Em 1968, o Arenal ficou tristemente famoso: uma erupção destruiu vilarejos ao redor, matando dezenas de pessoas. Além da lava expelida, bombas de fogo atingiram áreas a cinco quilômetros de distância.

O Poás, por sua vez, fica no planalto central da Costa Rica. Está a 2.708 metros de altitude e, embora sua última grande erupção tenha sido em 1910, ainda hoje, periodicamente, lança jatos d'água e vapor quente, que vem de gêiseres em torno do vulcão. O que, aliás, se torna mais um de seus grandes atrativos turísticos.

A hora e meia e 108 quilômetros da capital, é muito popular, principalmente, entre costarriquenhos. No caminho até ele, há fazendas de café e flores. E, em dias e horários de boa visibilidade, é possível, do alto, ver as costas do Pacífico e do Atlântico.

Nos parques nacionais dos vulcões La Vieja (no momento fechado, por estar em atividade) e o Tenorio, ambos localizados no norte de Guanacaste, além de conhecer as formações geológicas, a dica são as cachoeiras no caminho para o topo.
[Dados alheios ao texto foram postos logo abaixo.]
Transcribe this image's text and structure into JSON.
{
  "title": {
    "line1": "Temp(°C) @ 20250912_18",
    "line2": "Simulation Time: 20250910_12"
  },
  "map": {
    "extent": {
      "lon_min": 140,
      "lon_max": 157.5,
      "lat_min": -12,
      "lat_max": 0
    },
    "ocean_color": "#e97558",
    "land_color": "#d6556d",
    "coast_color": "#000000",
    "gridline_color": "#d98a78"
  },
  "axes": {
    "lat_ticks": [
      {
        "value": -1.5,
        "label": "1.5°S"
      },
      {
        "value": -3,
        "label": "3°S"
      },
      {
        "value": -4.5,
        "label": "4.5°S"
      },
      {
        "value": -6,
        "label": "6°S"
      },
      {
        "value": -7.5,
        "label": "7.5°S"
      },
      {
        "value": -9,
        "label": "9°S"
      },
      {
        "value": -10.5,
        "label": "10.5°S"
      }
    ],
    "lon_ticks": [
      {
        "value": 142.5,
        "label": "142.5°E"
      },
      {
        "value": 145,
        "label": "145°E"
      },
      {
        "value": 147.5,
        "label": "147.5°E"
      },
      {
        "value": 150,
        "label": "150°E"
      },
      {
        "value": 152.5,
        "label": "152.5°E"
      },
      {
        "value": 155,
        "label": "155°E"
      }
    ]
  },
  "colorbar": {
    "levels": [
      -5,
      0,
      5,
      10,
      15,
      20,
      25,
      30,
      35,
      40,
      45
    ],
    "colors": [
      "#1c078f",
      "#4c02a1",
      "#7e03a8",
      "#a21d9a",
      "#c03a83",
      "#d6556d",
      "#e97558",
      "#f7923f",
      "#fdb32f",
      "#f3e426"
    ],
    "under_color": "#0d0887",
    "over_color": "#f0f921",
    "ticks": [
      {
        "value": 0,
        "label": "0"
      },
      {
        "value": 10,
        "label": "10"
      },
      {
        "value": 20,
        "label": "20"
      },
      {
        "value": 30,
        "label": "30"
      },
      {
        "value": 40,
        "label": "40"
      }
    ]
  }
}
Como as Cataratas do Rio Celeste, que têm fontes de água mineral e belas lagoas azuis.

Já no aeroporto de San José é possível contratar passeios, que duram o dia inteiro, até os vulcões. As pousadas mais próximas às montanhas são rústicas, modestas, no estilo "lodge na floresta". Elas oferecem passeios pela região, como trilhas mata adentro e mergulhos em cachoeiras.

A caminhada até o cume dos vulcões demanda pouco esforço físico. Mas, alertam os guias, é bom ficar atento se estiver acompanhado por crianças e idosos, já que a estrutura de segurança não é das melhores. E não há acessibilidade para quem tem dificuldade de locomoção.